Heart & Stroke
Goal – Propensity modelling
The Heart & Stroke Foundation has, for more than 60 years, been dedicated to fighting heart disease and stroke. Their work has saved thousands of lives and improved the lives of millions of others.
With the growth of Heart & Stroke’s monthly file being a strategic priority for the organization, they asked Fundraising Direct to review the current approach to the conversion of cash supporters to monthly giving and to design a more effective strategy.
Strategy – Cost effective acquisition
In order to acquire as many new monthly donors as possible in the most cost effective manner, Fundraising Direct has developed a robust process for modelling supporter bases for their propensity, or likelihood, of coming on board with a monthly gift.
Patterns of Behaviour
From past propensity modelling, we knew that historical telephone conversion calling results provide clear drivers of response, which can be used to identify those supporters most likely to come on board with a monthly gift. This is no surprise and has always been at the centre of our approach, irrespective of channel or activity.
Reducing the Cost to Acquire
By using propensity modelling and behavioural patterns, Fundraising Direct was able to determine the number of monthly givers that can be delivered from a specific audience, at a cost to acquire substantially lower than that which has historically been delivered when contacting the entire audience without taking into consideration their past behaviour.
Better Donor Experience
In addition to reducing the cost to acquire, this approach makes sure that we are speaking to donors about a way of giving that they are likely to be interested or open to. Also, it will be through a channel that they are comfortable using to communicate and donate to the organization.
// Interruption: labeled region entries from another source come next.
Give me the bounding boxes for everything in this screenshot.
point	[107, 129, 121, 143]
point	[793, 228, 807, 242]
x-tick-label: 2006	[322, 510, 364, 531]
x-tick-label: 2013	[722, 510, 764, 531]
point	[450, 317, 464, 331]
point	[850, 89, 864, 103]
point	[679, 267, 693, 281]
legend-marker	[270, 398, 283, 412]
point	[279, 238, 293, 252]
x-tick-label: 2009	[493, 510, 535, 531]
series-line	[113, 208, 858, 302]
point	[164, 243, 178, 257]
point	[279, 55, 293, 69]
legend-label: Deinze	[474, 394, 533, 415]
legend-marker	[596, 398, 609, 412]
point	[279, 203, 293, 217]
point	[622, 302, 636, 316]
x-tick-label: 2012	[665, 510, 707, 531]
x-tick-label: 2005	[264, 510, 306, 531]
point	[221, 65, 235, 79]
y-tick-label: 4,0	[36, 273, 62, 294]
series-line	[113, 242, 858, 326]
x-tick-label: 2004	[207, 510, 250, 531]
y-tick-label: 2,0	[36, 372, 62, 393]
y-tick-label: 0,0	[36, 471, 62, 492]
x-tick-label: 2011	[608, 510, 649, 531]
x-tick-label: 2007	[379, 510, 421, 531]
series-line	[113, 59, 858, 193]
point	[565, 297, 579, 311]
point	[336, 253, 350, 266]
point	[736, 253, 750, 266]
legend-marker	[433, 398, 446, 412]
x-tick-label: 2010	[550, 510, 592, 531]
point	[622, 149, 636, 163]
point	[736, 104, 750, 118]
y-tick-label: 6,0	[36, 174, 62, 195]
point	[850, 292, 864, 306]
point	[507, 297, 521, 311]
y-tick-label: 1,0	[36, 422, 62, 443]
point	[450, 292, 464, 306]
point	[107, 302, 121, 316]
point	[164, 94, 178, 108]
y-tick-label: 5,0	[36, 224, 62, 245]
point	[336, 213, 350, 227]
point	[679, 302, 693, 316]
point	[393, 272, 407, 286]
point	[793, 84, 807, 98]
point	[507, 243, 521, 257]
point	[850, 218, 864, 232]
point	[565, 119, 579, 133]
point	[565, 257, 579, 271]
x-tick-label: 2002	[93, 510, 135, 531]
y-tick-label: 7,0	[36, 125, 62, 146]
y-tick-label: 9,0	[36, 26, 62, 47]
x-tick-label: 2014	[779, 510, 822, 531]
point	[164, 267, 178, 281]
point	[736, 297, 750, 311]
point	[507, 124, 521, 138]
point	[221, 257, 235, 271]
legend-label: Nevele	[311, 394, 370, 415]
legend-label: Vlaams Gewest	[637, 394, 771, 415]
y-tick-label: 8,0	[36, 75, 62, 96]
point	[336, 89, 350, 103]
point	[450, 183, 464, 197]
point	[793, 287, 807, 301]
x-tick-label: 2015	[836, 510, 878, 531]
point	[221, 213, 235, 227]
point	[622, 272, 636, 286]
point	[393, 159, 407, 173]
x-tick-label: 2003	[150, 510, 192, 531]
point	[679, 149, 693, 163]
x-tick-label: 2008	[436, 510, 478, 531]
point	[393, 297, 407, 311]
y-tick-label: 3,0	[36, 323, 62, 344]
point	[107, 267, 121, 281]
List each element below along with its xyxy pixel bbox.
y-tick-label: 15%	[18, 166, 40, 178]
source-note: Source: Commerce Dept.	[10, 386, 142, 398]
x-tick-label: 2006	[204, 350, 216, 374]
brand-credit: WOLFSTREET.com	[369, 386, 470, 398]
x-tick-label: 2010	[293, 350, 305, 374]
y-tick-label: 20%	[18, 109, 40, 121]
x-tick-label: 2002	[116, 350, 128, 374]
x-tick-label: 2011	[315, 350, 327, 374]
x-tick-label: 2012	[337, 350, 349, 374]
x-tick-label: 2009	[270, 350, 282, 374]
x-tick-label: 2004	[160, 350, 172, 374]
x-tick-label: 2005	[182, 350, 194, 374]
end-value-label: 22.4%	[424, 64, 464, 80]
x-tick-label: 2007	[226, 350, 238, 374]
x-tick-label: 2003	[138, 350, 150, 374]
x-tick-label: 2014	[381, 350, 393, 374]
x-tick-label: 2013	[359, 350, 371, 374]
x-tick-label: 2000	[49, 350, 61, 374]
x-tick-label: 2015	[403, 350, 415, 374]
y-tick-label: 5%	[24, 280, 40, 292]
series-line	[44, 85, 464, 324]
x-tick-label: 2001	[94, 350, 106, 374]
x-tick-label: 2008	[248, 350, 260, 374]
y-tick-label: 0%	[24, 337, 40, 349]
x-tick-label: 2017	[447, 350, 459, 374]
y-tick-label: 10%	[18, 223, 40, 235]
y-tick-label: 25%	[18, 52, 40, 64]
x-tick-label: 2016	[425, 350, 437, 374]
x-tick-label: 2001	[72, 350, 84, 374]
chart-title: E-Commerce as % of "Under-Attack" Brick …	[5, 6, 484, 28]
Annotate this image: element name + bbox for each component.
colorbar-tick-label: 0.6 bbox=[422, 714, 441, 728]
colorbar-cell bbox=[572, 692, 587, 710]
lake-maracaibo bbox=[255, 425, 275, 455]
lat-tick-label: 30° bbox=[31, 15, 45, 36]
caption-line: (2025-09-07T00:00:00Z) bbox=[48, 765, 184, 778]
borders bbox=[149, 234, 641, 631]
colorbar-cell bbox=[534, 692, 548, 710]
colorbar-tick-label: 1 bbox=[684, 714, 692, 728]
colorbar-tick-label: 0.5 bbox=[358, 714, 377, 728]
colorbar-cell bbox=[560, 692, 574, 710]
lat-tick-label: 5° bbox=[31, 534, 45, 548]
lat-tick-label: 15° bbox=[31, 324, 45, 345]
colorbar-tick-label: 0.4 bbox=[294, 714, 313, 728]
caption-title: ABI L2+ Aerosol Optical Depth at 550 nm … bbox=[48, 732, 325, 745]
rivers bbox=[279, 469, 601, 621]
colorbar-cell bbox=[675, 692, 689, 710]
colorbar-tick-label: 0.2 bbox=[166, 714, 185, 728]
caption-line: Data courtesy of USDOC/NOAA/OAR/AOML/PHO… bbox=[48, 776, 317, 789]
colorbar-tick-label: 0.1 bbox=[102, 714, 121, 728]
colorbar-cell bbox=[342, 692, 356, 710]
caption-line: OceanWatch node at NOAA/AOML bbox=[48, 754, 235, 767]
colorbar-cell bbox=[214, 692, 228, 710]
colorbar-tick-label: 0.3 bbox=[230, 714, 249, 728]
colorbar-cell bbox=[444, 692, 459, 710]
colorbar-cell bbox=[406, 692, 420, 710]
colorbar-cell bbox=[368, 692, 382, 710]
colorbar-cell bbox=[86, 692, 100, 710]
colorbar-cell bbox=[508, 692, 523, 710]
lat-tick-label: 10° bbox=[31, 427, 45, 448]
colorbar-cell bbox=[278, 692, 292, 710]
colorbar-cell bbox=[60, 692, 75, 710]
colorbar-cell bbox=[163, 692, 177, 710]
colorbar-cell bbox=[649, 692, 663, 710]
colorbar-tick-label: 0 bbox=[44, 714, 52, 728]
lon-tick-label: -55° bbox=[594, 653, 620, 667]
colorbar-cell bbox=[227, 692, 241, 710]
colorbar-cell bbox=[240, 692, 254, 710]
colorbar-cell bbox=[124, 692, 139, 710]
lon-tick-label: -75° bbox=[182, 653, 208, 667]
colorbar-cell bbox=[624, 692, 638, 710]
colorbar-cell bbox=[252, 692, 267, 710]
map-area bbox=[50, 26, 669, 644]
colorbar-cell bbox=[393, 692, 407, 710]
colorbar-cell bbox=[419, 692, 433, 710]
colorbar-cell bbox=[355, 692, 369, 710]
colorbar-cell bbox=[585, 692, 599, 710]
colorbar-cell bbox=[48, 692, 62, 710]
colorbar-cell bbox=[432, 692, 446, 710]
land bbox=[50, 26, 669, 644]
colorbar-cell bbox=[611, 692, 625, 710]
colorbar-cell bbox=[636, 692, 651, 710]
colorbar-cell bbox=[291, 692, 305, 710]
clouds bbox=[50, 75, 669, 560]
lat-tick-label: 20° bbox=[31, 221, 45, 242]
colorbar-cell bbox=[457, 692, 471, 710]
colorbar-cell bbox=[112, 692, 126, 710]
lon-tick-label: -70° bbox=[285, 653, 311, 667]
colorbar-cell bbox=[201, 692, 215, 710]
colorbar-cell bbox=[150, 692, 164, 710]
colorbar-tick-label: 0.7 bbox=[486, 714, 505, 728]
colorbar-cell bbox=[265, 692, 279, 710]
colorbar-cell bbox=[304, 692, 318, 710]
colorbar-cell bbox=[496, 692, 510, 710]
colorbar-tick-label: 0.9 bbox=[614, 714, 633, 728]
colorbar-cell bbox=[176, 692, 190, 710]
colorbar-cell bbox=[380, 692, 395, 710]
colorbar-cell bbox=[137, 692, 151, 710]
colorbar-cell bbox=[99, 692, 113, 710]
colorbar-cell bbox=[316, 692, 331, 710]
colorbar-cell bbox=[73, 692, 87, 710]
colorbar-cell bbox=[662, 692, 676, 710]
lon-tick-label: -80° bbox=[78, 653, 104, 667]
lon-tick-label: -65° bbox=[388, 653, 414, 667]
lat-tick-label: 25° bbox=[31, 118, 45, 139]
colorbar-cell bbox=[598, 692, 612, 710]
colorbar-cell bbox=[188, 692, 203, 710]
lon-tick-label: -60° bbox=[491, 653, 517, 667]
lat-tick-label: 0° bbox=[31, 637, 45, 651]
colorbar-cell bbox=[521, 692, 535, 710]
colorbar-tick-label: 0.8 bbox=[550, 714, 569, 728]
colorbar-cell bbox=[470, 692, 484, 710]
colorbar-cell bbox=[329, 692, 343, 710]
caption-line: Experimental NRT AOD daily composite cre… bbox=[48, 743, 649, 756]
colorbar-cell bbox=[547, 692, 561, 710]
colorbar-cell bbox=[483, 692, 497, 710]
Solution – Build a strategic approach
From a review of the historic program it became apparent that the monthly giving conversion approach could be improved through the use of data analytics and modelling techniques. After receiving the entire Heart & Stroke cash donor base, we set about identifying those supporters most likely to come on board with a monthly gift, and began building our strategic approach.
A Snap Shot of History
One of the key inputs for a successful model are the results from historic campaigns and the ability to create a “snap shot” of what the donors looked like before each campaign (in terms of their past behavior and profile). This meant that we can look at the factors that would have identified them as likely to give a monthly gift back before they were contacted on the previous campaign. This is then used to “describe” them in terms that an analytical model could utilize to provide a propensity grouping for each supporter.
Group the Active Cash Donors
The next step was to develop “clusters” of data that would group the Heart & Stroke cash donors into similar groups, with each of these groups corresponding to a particular set of drivers that had been seen to indicate an increased likelihood response to monthly giving asks on past campaigns. These drivers can be used in combination to find less obvious patterns of behaviour in large sets of data, such as the cash giving file of the Heart & Stroke foundation.
Once the drivers and clusters were finalized, a predictive model was created using various methods, including logistical regression and decision trees, developed for each group of donors in each dataset.
Selecting the Best Converters
The final stage of this program was to validate the various models by comparing their performance against historical calling data.
This enabled us to select the best performing groups of data and design programs to convert the highest possible number of new Heart & Stroke monthly donors at the lowest possible cost to acquire.
Results – COA reduced by 50%
The propensity modelling program delivered a Cost to Acquire that was 50% less than on previous campaigns to this audience, with a corresponding doubling of the ROI that was originally being delivered on this campaign.